The basic plan is to lumber forward as aggressively as you can, probably using cloud of flies to cover your approach to the central objective, daring your opponent to come anywhere near you. You have a little long range shooting from the Plaguecaster, Bombardier, and Warrior, but you’re not really going to be doing much at range – your plan is to get in quickly and become a problem for the opponent. The good news is that once you’re in it’s going to be a nasty, poison-tinged blender. You’ll rarely want the warrior on your team – his only real value is adding ranged poison, but you can get that from other sources. 

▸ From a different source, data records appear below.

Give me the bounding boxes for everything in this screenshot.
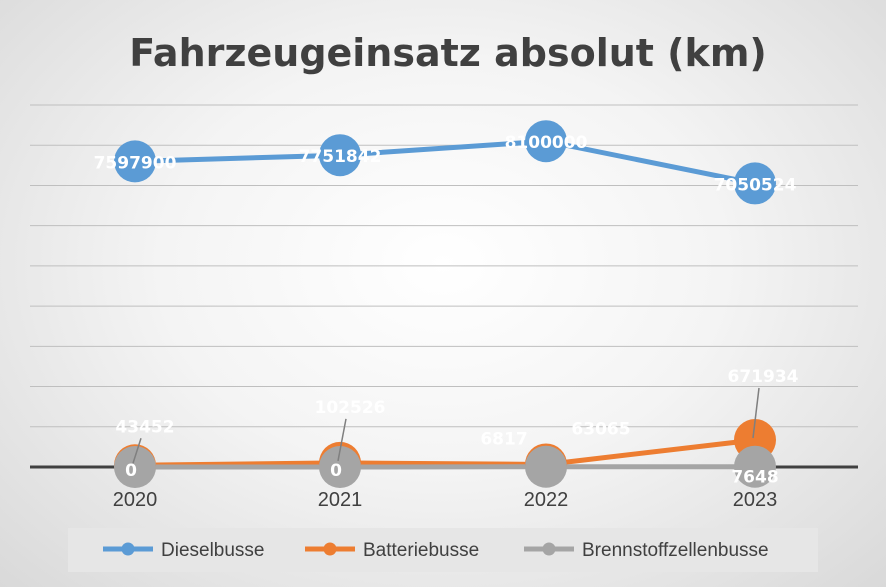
series-lines: [134, 138, 756, 470]
data-point-dieselbusse: [525, 120, 567, 163]
legend-item: Dieselbusse: [103, 540, 265, 561]
data-label: 7751842: [299, 147, 382, 167]
data-label: 671934: [728, 367, 799, 387]
legend-item: Brennstoffzellenbusse: [524, 540, 769, 561]
data-label: 8100000: [505, 133, 588, 153]
chart-title: Fahrzeugeinsatz absolut (km): [129, 31, 767, 75]
data-point-dieselbusse: [734, 162, 776, 205]
legend-marker: [121, 542, 135, 556]
legend: Dieselbusse Batteriebusse Brennstoffzellen…: [68, 528, 818, 572]
x-tick-label: 2023: [733, 489, 778, 511]
legend-item: Batteriebusse: [305, 540, 479, 561]
legend-label: Batteriebusse: [363, 540, 479, 561]
data-point-brennstoffzellenbusse: [114, 446, 156, 488]
data-label: 43452: [115, 417, 174, 437]
data-point-brennstoffzellenbusse: [319, 446, 361, 488]
data-labels: 7597900 7751842 8100000 7050524 43452 102526 6…: [94, 133, 799, 487]
series-markers: [114, 120, 776, 488]
legend-marker: [542, 542, 556, 556]
legend-box: [68, 528, 818, 572]
legend-label: Brennstoffzellenbusse: [582, 540, 769, 561]
data-label: 7050524: [714, 175, 797, 195]
data-label: 0: [330, 461, 342, 481]
legend-label: Dieselbusse: [161, 540, 265, 561]
x-tick-label: 2020: [113, 489, 158, 511]
data-point-brennstoffzellenbusse: [734, 445, 776, 488]
gridlines: [30, 104, 858, 428]
data-label: 7597900: [94, 153, 177, 173]
data-point-brennstoffzellenbusse: [525, 445, 567, 488]
label-leader-line: [132, 438, 142, 464]
data-label: 6817: [480, 430, 527, 450]
label-leader-line: [752, 387, 760, 439]
series-line-dieselbusse: [134, 138, 756, 186]
x-tick-label: 2021: [318, 489, 363, 511]
x-tick-label: 2022: [524, 489, 569, 511]
data-point-dieselbusse: [319, 134, 361, 177]
data-label: 102526: [315, 398, 386, 418]
data-label: 0: [125, 461, 137, 481]
data-label: 63065: [571, 419, 630, 439]
data-label: 7648: [731, 468, 778, 488]
label-leader-line: [337, 418, 347, 462]
legend-marker: [323, 542, 337, 556]
data-point-dieselbusse: [114, 140, 156, 183]
x-tick-labels: 2020 2021 2022 2023: [113, 489, 778, 511]
series-line-batteriebusse: [134, 437, 756, 468]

The real enemy of Plague Marine teams is going to be Razor Wire – with only 5” of movement crossing razor wire is going to bog you down substantially, especially if you have other challenges to contend with like doors, barricades, or vertical movement. And really that’s the rub: the only thing that can stop your team is a slow Movement characteristic. Want to beat Plague Marines? Keep them out of 7″ range. 

Final Thoughts

In a meta that’s already skewed toward elite teams, Plague Marines seem like an even rougher version of that, poised to cause some real problems. Even if they don’t compete well with other elite teams – and we think they’ll do fine – they absolutely shred horde teams, to the point that’s almost comical. Despite slow movement and a lack of options, Plague Marine teams bring a lot to the table, with the ability to dole out devastating punishment to an opponent making any mistakes.